Autour du feu, la discussion s’installa : des bribes de rumeurs, des souvenirs partagés, et cette curiosité sur l’inconnu. Ben, assis en tailleur, remuait les braises avec un bâton, son visage buriné éclairé par les flammes. “Ces cerfs… leurs yeux brillaient plus que d’habitude. Peut-être la magie résiduelle s’intensifie par ici. Faut être prudents.” Dana acquiesça, l’air grave.
Clara, adossée contre son sac, mordit dans un morceau de viande juteuse. “Tu crois que c’est lié aux vieux contes ? Sur les démons et les anges qui se sont battus ? J’ai entendu une fois, d’un nomade, que certains humains naissent avec des pouvoirs, comme… une force invisible. Pas de gros pouvoir comme voler ou tirer des boules de feu, mais juste assez pour survivre.” Son ton était curieux, rusé, invitant les autres à partager. Elle jeta un regard à Alex, qui s’était assis près d’elle, leurs cuisses se touchant presque, une intimité subtile dans l’air frais de la nuit.
Alex, bon enfant, avala une bouchée avant de répondre. “Moi, je dis que c’est cool ! Imagine si l’un de nous avait un truc comme ça. Genre, Ben, t’es déjà super fort – peut-être que c’est pas juste l’entraînement.” Il rit, mais il y avait une pointe de sérieux. Aucun d’eux n’avait connu le monde d’avant ; leurs parents, disparus ou morts dans des raids de créatures, leur avaient légué des bribes : des villes immenses, des machines volantes, une vie sans faim constante. Mais c’était flou, comme des rêves.

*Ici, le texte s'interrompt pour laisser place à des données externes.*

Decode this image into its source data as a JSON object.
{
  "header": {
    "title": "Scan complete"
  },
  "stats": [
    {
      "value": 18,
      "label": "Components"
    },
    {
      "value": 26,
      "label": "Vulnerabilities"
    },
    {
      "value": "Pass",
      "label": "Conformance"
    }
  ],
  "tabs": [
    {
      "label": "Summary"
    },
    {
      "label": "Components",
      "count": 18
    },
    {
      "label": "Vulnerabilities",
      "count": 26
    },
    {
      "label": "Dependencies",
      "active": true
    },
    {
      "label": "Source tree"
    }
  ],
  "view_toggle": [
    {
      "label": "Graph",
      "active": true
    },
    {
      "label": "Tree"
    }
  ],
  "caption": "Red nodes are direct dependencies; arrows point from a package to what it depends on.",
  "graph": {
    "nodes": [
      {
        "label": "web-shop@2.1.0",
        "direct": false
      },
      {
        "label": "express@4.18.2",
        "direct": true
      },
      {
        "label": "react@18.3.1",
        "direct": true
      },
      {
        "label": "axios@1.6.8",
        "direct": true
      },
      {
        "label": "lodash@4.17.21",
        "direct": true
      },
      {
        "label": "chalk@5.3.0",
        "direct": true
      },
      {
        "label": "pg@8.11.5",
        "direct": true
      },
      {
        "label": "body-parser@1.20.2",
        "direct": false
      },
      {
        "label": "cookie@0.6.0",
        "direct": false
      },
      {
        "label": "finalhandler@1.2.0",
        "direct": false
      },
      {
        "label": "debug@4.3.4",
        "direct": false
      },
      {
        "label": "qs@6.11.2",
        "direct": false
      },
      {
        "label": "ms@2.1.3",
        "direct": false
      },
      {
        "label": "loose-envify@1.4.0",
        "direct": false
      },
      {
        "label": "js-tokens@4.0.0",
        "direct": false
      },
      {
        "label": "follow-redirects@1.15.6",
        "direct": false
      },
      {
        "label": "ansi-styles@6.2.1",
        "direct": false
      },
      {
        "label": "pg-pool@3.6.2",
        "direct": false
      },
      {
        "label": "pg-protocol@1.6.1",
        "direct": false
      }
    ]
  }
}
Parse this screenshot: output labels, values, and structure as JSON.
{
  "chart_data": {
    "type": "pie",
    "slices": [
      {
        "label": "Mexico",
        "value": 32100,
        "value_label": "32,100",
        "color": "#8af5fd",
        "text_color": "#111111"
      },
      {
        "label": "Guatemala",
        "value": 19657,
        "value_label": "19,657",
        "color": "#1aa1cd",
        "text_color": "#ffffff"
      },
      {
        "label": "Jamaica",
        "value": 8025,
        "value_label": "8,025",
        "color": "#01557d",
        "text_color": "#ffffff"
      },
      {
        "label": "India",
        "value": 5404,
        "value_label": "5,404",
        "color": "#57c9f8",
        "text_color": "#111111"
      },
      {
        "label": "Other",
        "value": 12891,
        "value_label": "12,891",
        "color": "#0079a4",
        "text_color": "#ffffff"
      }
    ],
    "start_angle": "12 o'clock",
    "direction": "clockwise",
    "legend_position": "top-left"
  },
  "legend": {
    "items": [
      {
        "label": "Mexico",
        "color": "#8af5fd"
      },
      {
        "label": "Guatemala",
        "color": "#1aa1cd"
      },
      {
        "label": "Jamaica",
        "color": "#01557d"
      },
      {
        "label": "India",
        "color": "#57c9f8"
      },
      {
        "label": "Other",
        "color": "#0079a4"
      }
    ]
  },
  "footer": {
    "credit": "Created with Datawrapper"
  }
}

Dana, plus sérieuse, secoua la tête tout en mâchant. “Peu importe. On survit parce qu’on est ensemble, pas grâce à des pouvoirs magiques. Les grands groupes attirent les ennuis – démons résiduels, plantes carnivores, ou ces ombres qui murmurent la nuit. On reste nomades, à quatre. C’est pour ça qu’on est encore en vie.” Elle posa une main sur le genou de Ben, un geste protecteur et affectueux, soulignant les relations tissées par la survie. Ben hocha la tête, son silence éloquent. “Exact. Mais… l’ancien monde. Vous vous demandez parfois comment c’était ? Pas moi. C’était avant, et nous, on est là maintenant. Vivons le moment présent autant que possible.”
La conversation deriva, nourrie par la chaleur du feu et la satisfaction d’un repas rare. Clara raconta une rumeur entendue d’un autre groupe : un survivant qui pouvait “sentir” l’eau souterraine, un don subtil issu de la magie. Alex, impulsif, imagina des scénarios fous – “Et si on trouvait un cadavre de démon et qu’on le mangeait ? Ça nous rendrait surement invincibles !” – provoquant des rires. Dana tempéra : “Ou ça nous tuerait. Mieux vaut nos vélos et nos armes.” Ben, pragmatique, ajouta peu, mais ses yeux trahissaient une sagesse profonde, observant les autres avec affection.
Au fil de la nuit, une chaleur intime émergea naturellement : Clara massa les épaules d’Alex, soulageant la tension de la chasse, leurs corps se frôlant dans la lueur dansante. Dana et Ben partagèrent un regard, une connexion muette forgée par des années. C’était leur monde : dur, impitoyable, mais parsemé de ces moments humains qui les maintenaient en vie. Le feu crépitait, et tandis que la lune se levait, ils s’endormirent en cercle, prêts pour la route du lendemain, ils tenteront de trouver un abris pour quelque jours dans une ancienne petite ville.